Miss Lawless hears that Reggie’s wife has also died in an accident. She was drowned while trying to rescue a friend who had been thrown from a horse as she tried to ford a swollen stream. Since his wife rode to please him, Reggie is indirectly responsible for her death. But according to the party gossips, he was now ‘chasing young girls, his wife hardly cold in the grave. … This husband was swanning about in Italian-style clothes, getting sympathy off ladies for his tragedy.’ Miss Lawless is shocked but thrilled by Reggie’s cool demeanour. He tells her that when he learned of the accident, ‘he had not lost his composure – not once’ and seems to have no real feeling for his late wife. ‘“She was a good friend and a good lover,” he said quietly.’ Reggie ‘sent a chill through Miss Lawless, and yet his features were so fine, his manner so courteous, and his eyes so sensitive that she found a way within herself to excuse him. She wanted him to be human, to be seared by the tragic event. She wanted to peel off his mask.’
Ironically, the worldly Miss Lawless, who has missed her chance to marry, finds herself falling under his spell and is thrilled by the possibility of becoming his lover: ‘She had not seen anyone she admired for a long time. Her excitement was utter. … She wanted to lie close to him and to be aware of him dreaming … in a hectic, amorous, intoxicating night.’ Though a middle-aged woman, she swoons like a schoolgirl. Her hope for a compensating affair with the second Abelard – an older, dominant and clever man – allows her to make her ‘peace with the first Abelard.’

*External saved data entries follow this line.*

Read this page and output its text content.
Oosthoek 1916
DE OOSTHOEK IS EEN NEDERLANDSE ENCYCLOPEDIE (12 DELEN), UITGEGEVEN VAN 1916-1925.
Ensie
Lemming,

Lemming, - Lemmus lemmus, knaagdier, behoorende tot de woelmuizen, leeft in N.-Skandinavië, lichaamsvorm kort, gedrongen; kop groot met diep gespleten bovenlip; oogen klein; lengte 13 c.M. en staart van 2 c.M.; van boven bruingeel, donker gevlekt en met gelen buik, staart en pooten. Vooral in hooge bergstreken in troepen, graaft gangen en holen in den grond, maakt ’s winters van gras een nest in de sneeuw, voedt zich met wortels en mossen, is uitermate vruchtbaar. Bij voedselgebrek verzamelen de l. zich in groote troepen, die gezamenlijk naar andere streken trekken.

Though ‘Lantern Slides’ consciously echoes ‘The Dead’ and draws our attention to the Joycean parallels, the story is really about O’Brien’s irresistible attraction to and unhappy affair with Huston, who often slept with the women who worked with him. When she discussed Huston with Grobel she was still angry, but in the writing of the story she seems to have reflected on her own behaviour. There is a tremendous contrast between the rage she expressed to Grobel and her portrayal of Huston in the story. Miss Lawless – whose surname suggests her reckless past – excuses and forgives Reggie’s glaring faults: his ruthlessness, detachment, coldness and indifference to his dead wife. Instead of retaliating for his ill-treatment (as she saw it) with a vitriolic fictional portrait, O’Brien overcame the humiliation, anger and hostility she had felt, and characterised him as a deeply flawed but brilliant, charming and overpoweringly seductive man. O’Brien, a year younger than Ricki Soma, was conflicted about her emotional involvement with Huston and, when I wrote to her, seemed embarrassed about her portrayal of him in the story. She had revealed far too much about her own feelings for Huston and, twenty years later, was unwilling to talk to me about him.